Respons Kontroversial CEO Saber
Awalnya, CEO Saber Matthew Karch membantah tuduhan tersebut dengan pernyataan singkat. “Baik Saber maupun Unigine tidak menggantikan penulis mana pun dengan AI,” katanya kepada The Verge, merujuk pada studio pengembang dan pembuat game engine yang menjadi mitranya.
Namun saat drama semakin memanas, nada bicara Karch berubah. Dalam pernyataan yang dikeluarkan Kamis lalu kepada This Week In Video Games, ia melontarkan komentar pedas dan merendahkan Sacco, membuat pernyataan yang terkesan emosional dan tidak profesional.
“Stella siapa? Saya harus bertanya ke Claude karena saya tidak pernah berbicara atau bertemu dengannya,” ujarnya dengan nada kesal. “Kami sudah mengatakan akan menggunakan AI untuk bagian-bagian tertentu dari game dan akan memperbarui halaman Steam setelah fitur final.”
Karch juga menambahkan pernyataan yang semakin memperkeruh suasana: “Soal Stella, dia digantikan oleh seseorang yang lebih berbakat dan dipecat karena berbagai alasan beberapa bulan kemudian. Dari yang saya tahu, dia menikmati kontroversi bahkan lebih dari saya. Sejujurnya, saya akan lebih senang menggantinya dengan AI. Setidaknya kita berurusan dengan seseorang yang diprogram untuk jujur.”
Respons ini justru memicu gelombang kritik baru, karena terkesan merendahkan mantan karyawannya secara pribadi.
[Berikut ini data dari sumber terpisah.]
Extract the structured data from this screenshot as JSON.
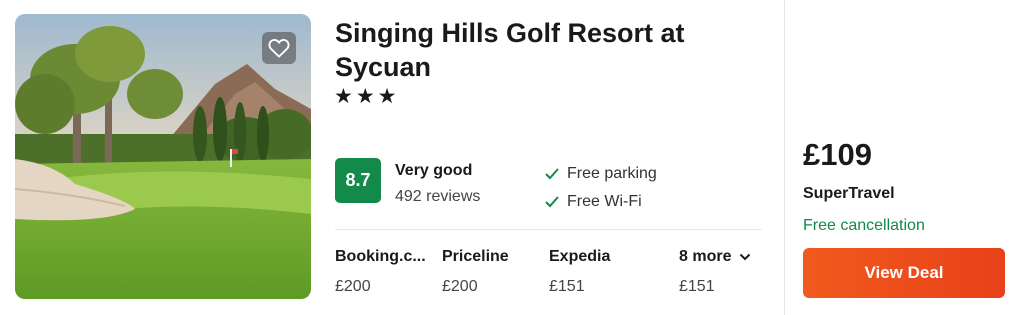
{
  "hotel": {
    "name": "Singing Hills Golf Resort at Sycuan",
    "stars": "★★★",
    "image": "golf-course-photo",
    "favorite_icon": "heart-icon"
  },
  "rating": {
    "score": "8.7",
    "label": "Very good",
    "reviews": "492 reviews",
    "badge_color": "#13894a"
  },
  "amenities": [
    {
      "label": "Free parking",
      "icon": "check-icon"
    },
    {
      "label": "Free Wi-Fi",
      "icon": "check-icon"
    }
  ],
  "providers": [
    {
      "name": "Booking.c...",
      "price": "£200"
    },
    {
      "name": "Priceline",
      "price": "£200"
    },
    {
      "name": "Expedia",
      "price": "£151"
    }
  ],
  "more_providers": {
    "label": "8 more",
    "price": "£151",
    "icon": "chevron-down-icon"
  },
  "deal": {
    "price": "£109",
    "provider": "SuperTravel",
    "cancellation": "Free cancellation",
    "button_label": "View Deal",
    "button_color": "#ef4a1c",
    "cancellation_color": "#13894a"
  }
}
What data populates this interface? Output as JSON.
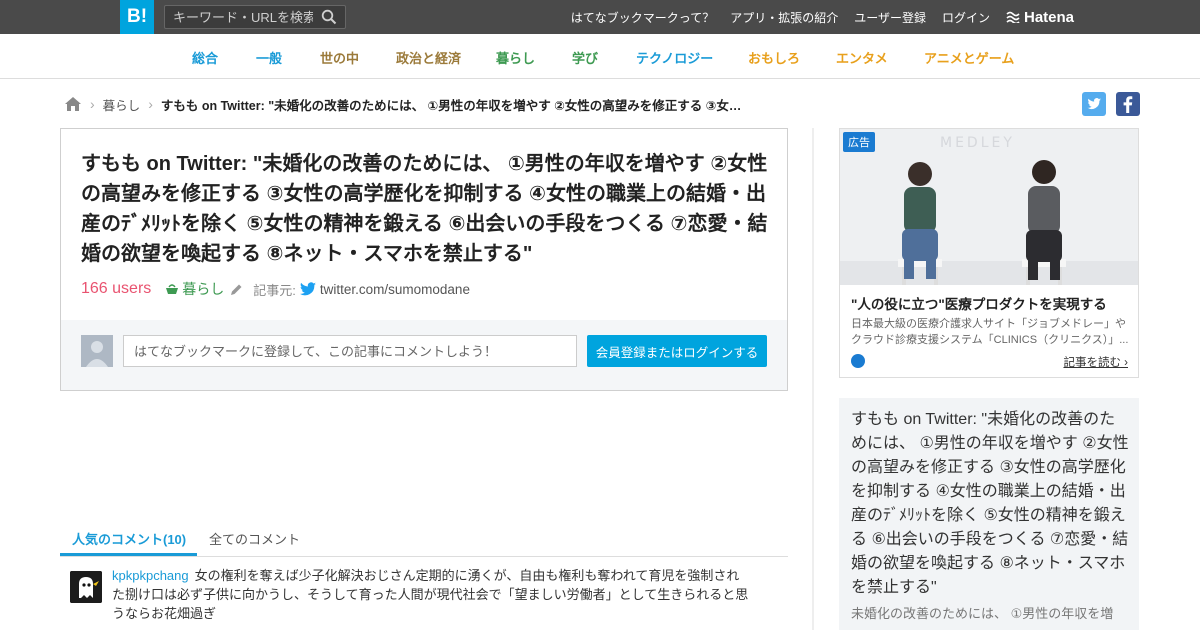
{
  "header": {
    "logo_text": "B!",
    "search_placeholder": "キーワード・URLを検索",
    "nav": [
      "はてなブックマークって？",
      "アプリ・拡張の紹介",
      "ユーザー登録",
      "ログイン"
    ],
    "hatena_label": "Hatena",
    "brand_color": "#00a4de"
  },
  "categories": [
    {
      "label": "総合",
      "color": "#1a9bd7"
    },
    {
      "label": "一般",
      "color": "#1a9bd7"
    },
    {
      "label": "世の中",
      "color": "#9b7a3a"
    },
    {
      "label": "政治と経済",
      "color": "#9b7a3a"
    },
    {
      "label": "暮らし",
      "color": "#3e9a52"
    },
    {
      "label": "学び",
      "color": "#3e9a52"
    },
    {
      "label": "テクノロジー",
      "color": "#1a9bd7"
    },
    {
      "label": "おもしろ",
      "color": "#e8a01c"
    },
    {
      "label": "エンタメ",
      "color": "#e8a01c"
    },
    {
      "label": "アニメとゲーム",
      "color": "#e8a01c"
    }
  ],
  "breadcrumb": {
    "category": "暮らし",
    "current": "すもも on Twitter: \"未婚化の改善のためには、 ①男性の年収を増やす ②女性の高望みを修正する ③女性の..."
  },
  "entry": {
    "title": "すもも on Twitter: \"未婚化の改善のためには、 ①男性の年収を増やす ②女性の高望みを修正する ③女性の高学歴化を抑制する ④女性の職業上の結婚・出産のﾃﾞﾒﾘｯﾄを除く ⑤女性の精神を鍛える ⑥出会いの手段をつくる ⑦恋愛・結婚の欲望を喚起する ⑧ネット・スマホを禁止する\"",
    "users": "166 users",
    "category": "暮らし",
    "source_label": "記事元:",
    "source": "twitter.com/sumomodane",
    "comment_placeholder": "はてなブックマークに登録して、この記事にコメントしよう！",
    "login_button": "会員登録またはログインする"
  },
  "tabs": {
    "popular": "人気のコメント(10)",
    "all": "全てのコメント"
  },
  "comments": [
    {
      "user": "kpkpkpchang",
      "text": "女の権利を奪えば少子化解決おじさん定期的に湧くが、自由も権利も奪われて育児を強制された捌け口は必ず子供に向かうし、そうして育った人間が現代社会で「望ましい労働者」として生きられると思うならお花畑過ぎ"
    }
  ],
  "ad": {
    "badge": "広告",
    "title": "\"人の役に立つ\"医療プロダクトを実現する",
    "description": "日本最大級の医療介護求人サイト「ジョブメドレー」やクラウド診療支援システム「CLINICS（クリニクス）」...",
    "read_more": "記事を読む"
  },
  "summary": {
    "title": "すもも on Twitter: \"未婚化の改善のためには、 ①男性の年収を増やす ②女性の高望みを修正する ③女性の高学歴化を抑制する ④女性の職業上の結婚・出産のﾃﾞﾒﾘｯﾄを除く ⑤女性の精神を鍛える ⑥出会いの手段をつくる ⑦恋愛・結婚の欲望を喚起する ⑧ネット・スマホを禁止する\"",
    "description": "未婚化の改善のためには、 ①男性の年収を増"
  }
}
Pernyataan tersebut dinilai tidak pantas dilontarkan oleh seorang CEO perusahaan game ternama.
Tuduhan Penggunaan AI dalam Game
Rideshare “Stimulator,” menurut Saber, adalah “game simulasi mengemudi imersif yang menempatkan Anda sebagai pemilik bisnis rideshare.” Trailer untuk game ini dirilis pada akhir bulan lalu, dan tampaknya berisi dialog yang ditulis dan disuarakan oleh AI.
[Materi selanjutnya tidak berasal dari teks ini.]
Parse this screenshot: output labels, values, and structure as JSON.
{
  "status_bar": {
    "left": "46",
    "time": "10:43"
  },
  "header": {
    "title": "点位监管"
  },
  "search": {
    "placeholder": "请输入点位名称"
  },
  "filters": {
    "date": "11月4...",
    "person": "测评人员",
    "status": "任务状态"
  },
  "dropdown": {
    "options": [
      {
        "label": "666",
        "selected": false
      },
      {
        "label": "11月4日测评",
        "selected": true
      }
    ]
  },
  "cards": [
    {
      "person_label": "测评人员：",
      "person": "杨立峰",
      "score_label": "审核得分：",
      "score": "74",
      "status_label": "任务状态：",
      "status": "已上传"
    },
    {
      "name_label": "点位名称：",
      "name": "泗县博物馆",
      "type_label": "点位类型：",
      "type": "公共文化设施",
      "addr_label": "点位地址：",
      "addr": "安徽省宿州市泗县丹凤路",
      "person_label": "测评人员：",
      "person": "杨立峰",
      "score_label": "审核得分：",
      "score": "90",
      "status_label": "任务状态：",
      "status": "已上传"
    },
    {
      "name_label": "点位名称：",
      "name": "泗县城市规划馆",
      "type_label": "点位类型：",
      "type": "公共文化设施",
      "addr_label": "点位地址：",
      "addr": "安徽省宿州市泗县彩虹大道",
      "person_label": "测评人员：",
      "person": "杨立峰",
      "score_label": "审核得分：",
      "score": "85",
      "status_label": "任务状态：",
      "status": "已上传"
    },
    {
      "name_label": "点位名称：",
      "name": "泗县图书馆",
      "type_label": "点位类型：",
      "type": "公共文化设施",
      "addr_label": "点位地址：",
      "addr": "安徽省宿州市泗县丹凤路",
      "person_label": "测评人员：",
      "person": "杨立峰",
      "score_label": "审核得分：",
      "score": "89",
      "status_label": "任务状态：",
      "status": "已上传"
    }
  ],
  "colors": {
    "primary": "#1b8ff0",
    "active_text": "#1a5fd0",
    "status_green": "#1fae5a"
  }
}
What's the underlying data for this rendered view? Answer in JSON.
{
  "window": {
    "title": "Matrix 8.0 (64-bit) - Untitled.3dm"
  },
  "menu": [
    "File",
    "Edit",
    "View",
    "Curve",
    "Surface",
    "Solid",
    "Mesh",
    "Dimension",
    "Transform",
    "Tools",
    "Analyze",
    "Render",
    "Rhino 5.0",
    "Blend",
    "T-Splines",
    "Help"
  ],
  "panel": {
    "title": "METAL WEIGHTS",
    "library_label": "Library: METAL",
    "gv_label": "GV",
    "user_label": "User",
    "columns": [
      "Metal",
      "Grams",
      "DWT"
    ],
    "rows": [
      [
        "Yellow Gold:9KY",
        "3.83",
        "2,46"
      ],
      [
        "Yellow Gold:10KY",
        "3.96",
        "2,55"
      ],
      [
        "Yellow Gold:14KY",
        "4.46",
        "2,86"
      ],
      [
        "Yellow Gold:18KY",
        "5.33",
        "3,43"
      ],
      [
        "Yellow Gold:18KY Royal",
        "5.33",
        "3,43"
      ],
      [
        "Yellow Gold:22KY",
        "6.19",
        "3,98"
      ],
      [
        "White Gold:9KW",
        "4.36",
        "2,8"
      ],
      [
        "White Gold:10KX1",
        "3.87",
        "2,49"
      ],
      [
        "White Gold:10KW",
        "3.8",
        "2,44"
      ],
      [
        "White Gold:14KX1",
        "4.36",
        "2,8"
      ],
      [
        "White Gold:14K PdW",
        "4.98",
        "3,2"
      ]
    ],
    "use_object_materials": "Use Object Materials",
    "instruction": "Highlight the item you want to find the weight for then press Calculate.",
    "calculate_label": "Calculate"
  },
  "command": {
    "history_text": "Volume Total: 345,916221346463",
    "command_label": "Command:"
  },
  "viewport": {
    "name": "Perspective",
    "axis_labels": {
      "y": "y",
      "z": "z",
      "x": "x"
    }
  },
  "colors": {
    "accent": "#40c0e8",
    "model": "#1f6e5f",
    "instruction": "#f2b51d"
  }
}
Hal ini tampaknya tidak disadari saat pertama kali dirilis, namun sejak Sacco mengungkapkan klaimnya, komentar di trailer berubah negatif, ramai mengecam dugaan penggunaan AI. “Game ini sampah AI,” peringatan salah satu pengguna. Yang lain menyatakan, “ketika kamu mengganti penulis dengan AI di tengah pengembangan, itu tidak akan laku.”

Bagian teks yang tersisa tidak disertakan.